Gone are the days when painful IVR menus were the standard.
Technology has advanced considerably and there are excellent speech recognition options available now. So it’s perfectly feasible to remove all menu options in favour of a speech recognition, saving customers huge amounts of time in a queue and saving companies a considerable amount of money at the same time. One of our clients saved half a million pounds a year doing just this. A good IVR also frees up agents to solve callers’ more complex problems.
Visits to a random sample of the websites of 50 customer-facing brands found that fewer than half have contact numbers displayed on their ‘contact us’ page. And of the five telecoms companies visited, none offered a contact number on the page.

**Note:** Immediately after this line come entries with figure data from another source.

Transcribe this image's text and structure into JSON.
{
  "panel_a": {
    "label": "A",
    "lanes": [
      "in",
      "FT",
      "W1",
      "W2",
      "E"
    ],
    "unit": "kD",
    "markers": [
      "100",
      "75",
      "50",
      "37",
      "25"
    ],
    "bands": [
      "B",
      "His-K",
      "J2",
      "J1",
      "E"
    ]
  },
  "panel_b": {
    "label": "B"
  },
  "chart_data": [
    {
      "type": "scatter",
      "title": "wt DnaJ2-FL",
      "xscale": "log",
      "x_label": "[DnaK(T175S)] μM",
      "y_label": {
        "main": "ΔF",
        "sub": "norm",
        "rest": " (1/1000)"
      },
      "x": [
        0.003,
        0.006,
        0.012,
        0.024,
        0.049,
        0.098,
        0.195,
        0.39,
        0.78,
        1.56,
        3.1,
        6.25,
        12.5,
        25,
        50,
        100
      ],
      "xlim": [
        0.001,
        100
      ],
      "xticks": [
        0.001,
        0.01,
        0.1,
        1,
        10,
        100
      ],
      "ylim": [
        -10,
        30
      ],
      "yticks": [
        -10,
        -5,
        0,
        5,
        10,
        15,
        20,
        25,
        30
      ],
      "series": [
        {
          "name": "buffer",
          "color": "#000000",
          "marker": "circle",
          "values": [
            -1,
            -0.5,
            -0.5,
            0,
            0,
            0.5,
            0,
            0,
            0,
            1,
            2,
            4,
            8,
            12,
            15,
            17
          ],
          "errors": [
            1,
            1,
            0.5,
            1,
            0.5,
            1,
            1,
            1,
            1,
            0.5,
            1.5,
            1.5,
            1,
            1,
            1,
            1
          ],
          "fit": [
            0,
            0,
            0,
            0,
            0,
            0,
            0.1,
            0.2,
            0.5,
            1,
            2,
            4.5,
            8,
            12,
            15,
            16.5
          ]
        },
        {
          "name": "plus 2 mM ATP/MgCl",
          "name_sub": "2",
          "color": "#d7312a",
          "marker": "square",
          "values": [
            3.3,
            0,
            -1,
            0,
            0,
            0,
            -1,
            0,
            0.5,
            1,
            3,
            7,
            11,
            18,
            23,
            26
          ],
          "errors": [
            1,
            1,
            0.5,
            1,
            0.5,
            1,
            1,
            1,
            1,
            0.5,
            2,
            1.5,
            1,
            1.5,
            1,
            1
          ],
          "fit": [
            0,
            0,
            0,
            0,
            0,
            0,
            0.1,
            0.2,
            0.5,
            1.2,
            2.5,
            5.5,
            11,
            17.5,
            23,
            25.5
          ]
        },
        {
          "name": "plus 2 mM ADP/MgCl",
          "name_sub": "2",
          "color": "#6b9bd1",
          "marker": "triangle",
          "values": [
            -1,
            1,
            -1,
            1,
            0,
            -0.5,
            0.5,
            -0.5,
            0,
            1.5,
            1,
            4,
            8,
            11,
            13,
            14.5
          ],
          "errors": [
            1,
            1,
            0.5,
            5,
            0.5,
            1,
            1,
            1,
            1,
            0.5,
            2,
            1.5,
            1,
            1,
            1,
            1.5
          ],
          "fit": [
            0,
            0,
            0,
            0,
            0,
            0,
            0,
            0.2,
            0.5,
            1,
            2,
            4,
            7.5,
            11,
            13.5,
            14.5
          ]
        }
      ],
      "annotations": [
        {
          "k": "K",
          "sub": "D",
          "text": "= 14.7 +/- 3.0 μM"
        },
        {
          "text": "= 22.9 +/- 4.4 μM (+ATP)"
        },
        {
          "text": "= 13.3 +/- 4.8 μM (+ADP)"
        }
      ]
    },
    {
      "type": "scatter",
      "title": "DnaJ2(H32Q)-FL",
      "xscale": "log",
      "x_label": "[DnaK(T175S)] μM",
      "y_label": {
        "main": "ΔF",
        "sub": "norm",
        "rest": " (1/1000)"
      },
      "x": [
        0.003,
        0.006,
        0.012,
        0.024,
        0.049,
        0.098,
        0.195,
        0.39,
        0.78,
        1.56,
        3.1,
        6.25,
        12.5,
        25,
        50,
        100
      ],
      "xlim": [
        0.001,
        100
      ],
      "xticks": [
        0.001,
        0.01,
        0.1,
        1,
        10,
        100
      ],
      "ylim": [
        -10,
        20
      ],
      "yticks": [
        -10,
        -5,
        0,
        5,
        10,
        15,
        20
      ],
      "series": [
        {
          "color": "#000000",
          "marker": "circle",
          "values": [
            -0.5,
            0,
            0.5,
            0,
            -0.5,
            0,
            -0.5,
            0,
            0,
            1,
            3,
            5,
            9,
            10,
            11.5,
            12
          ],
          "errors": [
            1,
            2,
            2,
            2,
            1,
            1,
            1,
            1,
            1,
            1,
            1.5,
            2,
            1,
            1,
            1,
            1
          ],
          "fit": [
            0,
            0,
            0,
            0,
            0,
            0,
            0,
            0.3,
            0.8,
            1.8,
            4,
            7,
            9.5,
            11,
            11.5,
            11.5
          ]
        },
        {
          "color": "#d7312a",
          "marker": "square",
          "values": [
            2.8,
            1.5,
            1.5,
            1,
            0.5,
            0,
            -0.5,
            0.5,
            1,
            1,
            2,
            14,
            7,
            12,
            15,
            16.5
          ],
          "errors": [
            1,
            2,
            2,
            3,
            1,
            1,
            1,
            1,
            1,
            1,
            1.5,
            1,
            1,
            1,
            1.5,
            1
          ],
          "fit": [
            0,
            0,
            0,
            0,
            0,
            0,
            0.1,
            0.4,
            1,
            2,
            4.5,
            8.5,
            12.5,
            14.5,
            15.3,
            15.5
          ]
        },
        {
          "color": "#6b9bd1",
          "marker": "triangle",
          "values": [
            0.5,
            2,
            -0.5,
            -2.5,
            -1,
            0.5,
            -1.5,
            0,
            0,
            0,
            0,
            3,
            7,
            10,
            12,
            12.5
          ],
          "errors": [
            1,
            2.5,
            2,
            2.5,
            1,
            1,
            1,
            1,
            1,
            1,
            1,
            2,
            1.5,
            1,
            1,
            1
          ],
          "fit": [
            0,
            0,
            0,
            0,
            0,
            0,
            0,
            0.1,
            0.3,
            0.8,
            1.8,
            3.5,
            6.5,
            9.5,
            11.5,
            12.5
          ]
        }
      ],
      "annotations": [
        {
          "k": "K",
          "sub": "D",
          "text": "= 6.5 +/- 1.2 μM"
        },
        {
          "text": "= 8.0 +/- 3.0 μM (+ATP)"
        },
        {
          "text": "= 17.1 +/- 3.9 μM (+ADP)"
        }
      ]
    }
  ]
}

That that such a high percentage of brands visited in our mystery shopping exercise didn’t have a number on display is extraordinary. It’s almost as if they have decided that the phone no longer exists as a form of communication.
But the telephone is still statistically the most used customer channel. It’s the go-to channel when others can’t provide a complex answer – so why on earth would you take it away?
It suggests that their contact centre processes are not properly configured for the needs of 21stcentury consumers.
Consumers who want choice and relevant channels to communicate, not ones that they expect to be there and aren’t, or take 20 minutes to navigate through.